In May, 2020, the most prestigious medical journal in England published an article “proving” that hydroxychloroquine was dangerous. The nominal authors were top scholars from Harvard and Stanford medical schools, but the project had been initiated by a small company called Surgisphere. It was revealed a few weeks later that Surgisphere had made up the data and hoodwinked the medical school scholars. The papers were retracted but the damage was already done, and clinical research with a promising COVID treatment had effectively ended. [My 2020 article. Article by Meryl Nass.]

In 2019, pediatrician Dr Paul Thomas and biostatistician James Lyons-Weiler authored a study in which they followed children from Dr Thomas’s practice and compared health outcomes for those whose parents chose vaccination and those who chose to forgo vaccination. It is telling, perhaps it is scandalous, that such a study had never been published before. The article raised questions that should have caused a debate about vaccination policies, but instead the article was censored by the publisher. The article was retracted by the Journal of Environmental Research and Public Health based on a single complaint, giving the authors no opportunity to respond or debate.

In 2021, Jessica Rose and Dr Peter McCullough authored a review of myocarditis following vaccination with the mRNA vaccines.
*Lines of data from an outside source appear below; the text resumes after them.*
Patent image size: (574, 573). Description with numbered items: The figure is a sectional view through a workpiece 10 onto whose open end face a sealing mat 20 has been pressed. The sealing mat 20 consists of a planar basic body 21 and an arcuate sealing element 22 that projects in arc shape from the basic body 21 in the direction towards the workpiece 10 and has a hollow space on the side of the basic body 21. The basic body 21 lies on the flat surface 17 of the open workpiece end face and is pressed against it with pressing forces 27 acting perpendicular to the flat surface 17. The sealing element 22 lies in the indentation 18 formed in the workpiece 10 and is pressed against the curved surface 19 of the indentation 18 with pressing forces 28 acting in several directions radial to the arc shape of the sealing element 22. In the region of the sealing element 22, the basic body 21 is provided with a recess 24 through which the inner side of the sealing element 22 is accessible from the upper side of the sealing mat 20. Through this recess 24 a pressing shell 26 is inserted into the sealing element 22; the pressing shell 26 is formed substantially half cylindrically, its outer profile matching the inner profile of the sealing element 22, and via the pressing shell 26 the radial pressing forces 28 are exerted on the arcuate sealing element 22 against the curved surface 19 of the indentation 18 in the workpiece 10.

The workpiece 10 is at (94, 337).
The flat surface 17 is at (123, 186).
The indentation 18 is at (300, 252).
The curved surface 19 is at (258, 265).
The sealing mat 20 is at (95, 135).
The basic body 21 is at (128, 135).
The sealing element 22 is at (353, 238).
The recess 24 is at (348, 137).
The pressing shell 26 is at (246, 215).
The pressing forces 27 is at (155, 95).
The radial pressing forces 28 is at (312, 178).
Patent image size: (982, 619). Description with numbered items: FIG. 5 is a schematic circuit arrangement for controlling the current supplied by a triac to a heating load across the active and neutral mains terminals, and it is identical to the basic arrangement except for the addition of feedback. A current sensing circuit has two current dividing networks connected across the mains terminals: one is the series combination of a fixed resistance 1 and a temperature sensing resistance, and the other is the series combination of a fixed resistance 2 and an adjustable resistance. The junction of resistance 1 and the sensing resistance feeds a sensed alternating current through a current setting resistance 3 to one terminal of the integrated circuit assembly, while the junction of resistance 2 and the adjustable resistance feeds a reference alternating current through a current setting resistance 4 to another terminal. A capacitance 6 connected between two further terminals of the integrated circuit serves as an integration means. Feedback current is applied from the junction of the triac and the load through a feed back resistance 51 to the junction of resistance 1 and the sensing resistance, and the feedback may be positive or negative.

The article was accepted for publication in the Elsevier journal called Current Problems in Cardiolgy. Dr Rose was surprised to wake up one morning to a note from Elsevier saying that she had withdrawn the submission from consideration. She and Dr McCullough protested to no avail that she had done no such thing.
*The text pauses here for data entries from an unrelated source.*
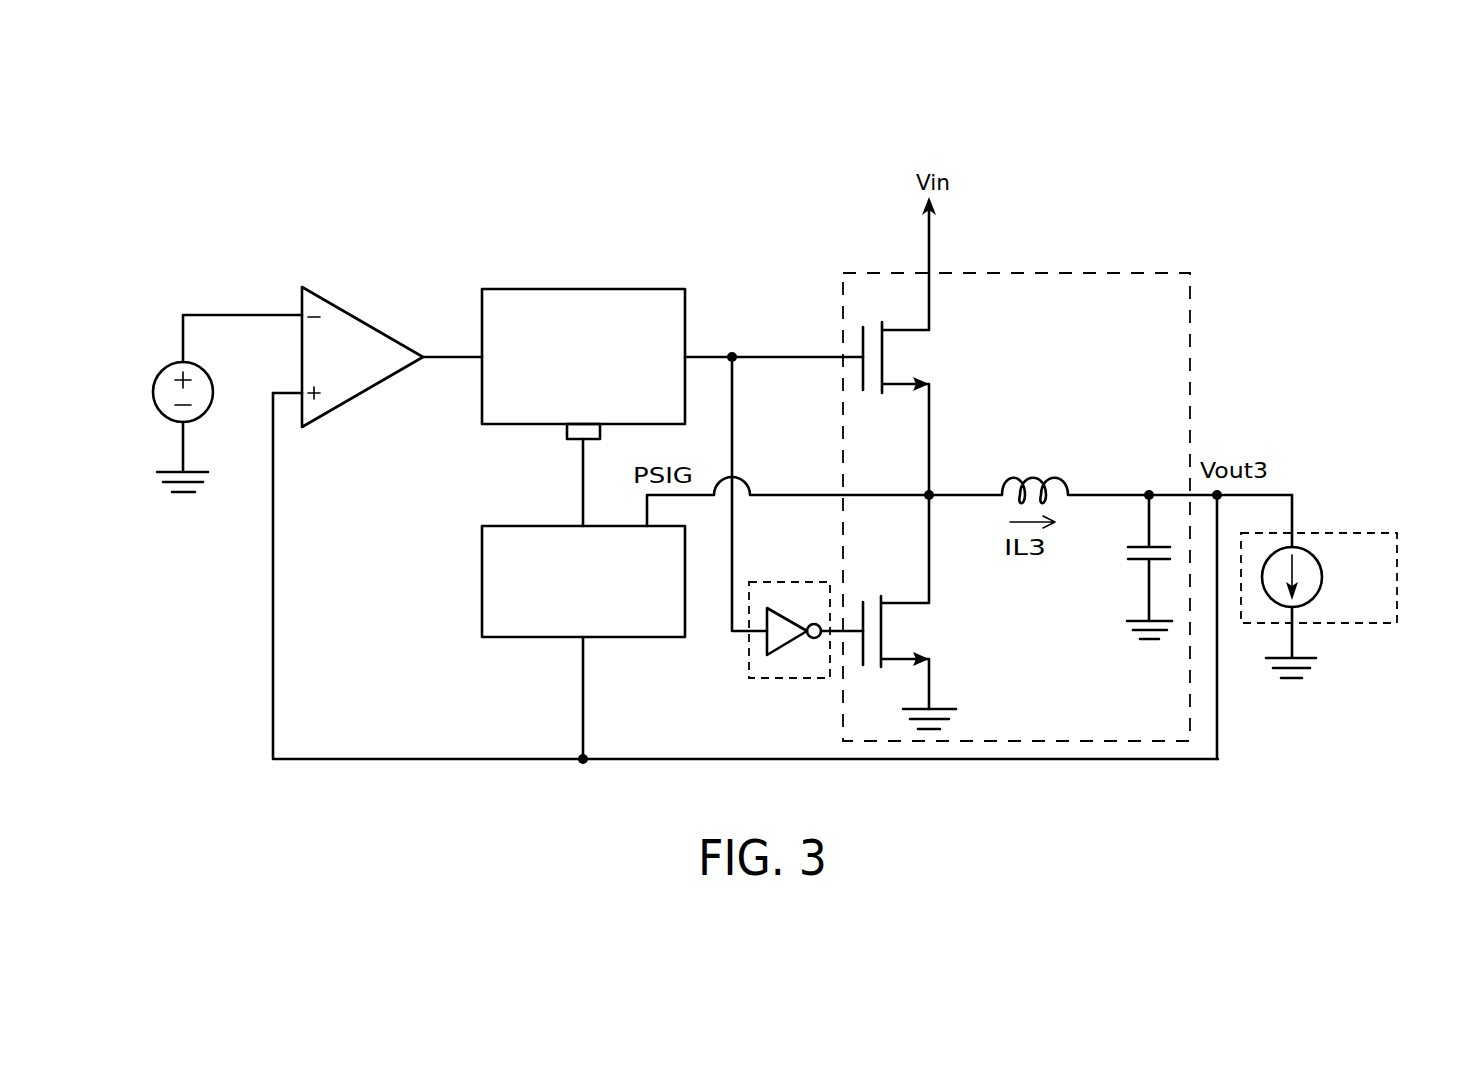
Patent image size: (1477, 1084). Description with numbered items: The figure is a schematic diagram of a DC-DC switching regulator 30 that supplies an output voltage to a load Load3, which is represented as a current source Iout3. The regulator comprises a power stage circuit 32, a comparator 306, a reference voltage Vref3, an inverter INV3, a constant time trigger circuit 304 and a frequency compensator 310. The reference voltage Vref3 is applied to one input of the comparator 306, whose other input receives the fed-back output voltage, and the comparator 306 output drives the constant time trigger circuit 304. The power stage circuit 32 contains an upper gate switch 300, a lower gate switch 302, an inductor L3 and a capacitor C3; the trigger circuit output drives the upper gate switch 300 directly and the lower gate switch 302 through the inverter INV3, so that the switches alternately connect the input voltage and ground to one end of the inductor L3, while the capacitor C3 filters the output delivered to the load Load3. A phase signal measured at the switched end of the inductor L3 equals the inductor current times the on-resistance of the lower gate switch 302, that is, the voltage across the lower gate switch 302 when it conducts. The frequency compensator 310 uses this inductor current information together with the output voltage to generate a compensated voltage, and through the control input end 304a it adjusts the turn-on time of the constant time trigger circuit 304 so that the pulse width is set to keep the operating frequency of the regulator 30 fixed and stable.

The DC-DC switching regulator 30 is at (1177, 190).
The power stage circuit 32 is at (1172, 273).
The upper gate switch 300 is at (947, 366).
The lower gate switch 302 is at (948, 631).
The constant time trigger circuit 304 is at (514, 289).
The control input end 304a is at (567, 440).
The comparator 306 is at (365, 320).
The frequency compensator 310 is at (515, 526).
The reference voltage Vref3 is at (195, 403).
The inverter INV3 is at (748, 658).
The inductor L3 is at (1110, 479).
The capacitor C3 is at (1108, 561).
The load Load3 is at (1348, 586).
The current source Iout3 is at (1326, 577).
I have a personal experience submitting for publication an epidemiological study comparing spread of COVID in vaccinated and unvaccinated populations, and seeing the article disappear without response or peer review, presumably because my results did not support the prevailing paradigm.

These examples are intended to illustrate that it is not just science reporting in the New York Times that has been corrupted; academic medicine and medical journals have been deeply compromised by the deep pockets of the pharmaceutical industry.

It does not take a PhD in epidemiology to recognize

that genetic experiments aimed at making viruses more contagious and more lethal to humans are a really, really bad idea;

that exempting a company from legal liability when consumers are harmed by its product is an invitation to skimp on safety testing;

that discouraging healthy people from socializing with other healthy people is a damned inefficient way to slow the spread of a virus, and can only prolong but not soften an epidemic;

that we have failed to insulate public health decisions from private financial interests;

that closing down businesses and confining people at home are ineffective and extremely costly — and the economic costs translates into a health cost;

that you can’t know anything about the long-term effects of a vaccine that was developed under Warpspeed time pressure;

that you can’t recommend a medicine for pregnant women and diabetics and people with heart conditions if it has only been tested on young, healthy people, with pregnant women explicitly excluded;

that the present crop of mRNA vaccines has caused a surge of reported vaccine side effects, including death, that dwarfs every other approved medication in the history of modern medicine.

It doesn’t take a PhD, but it takes a willingness to think independently, to read primary sources, and to evaluate competing claims based on the evidence they present. It is America’s scientific illiteracy that has made us vulnerable to authoritarian overreach, scientific illiteracy as much as the power of Big Pharma or media consolidation or corrupt politicians.

The solution begins with an end to scientific censorship and restoration of open debate. Net neutrality and diverse ownership of news sources are an intermediate step. Eventually, it will be vitally important to change the structure of K-12 schools. We need much less lecture and reading for facts, much more free and open exploration, encouraging our children’s innate curiosity wherever it leads them.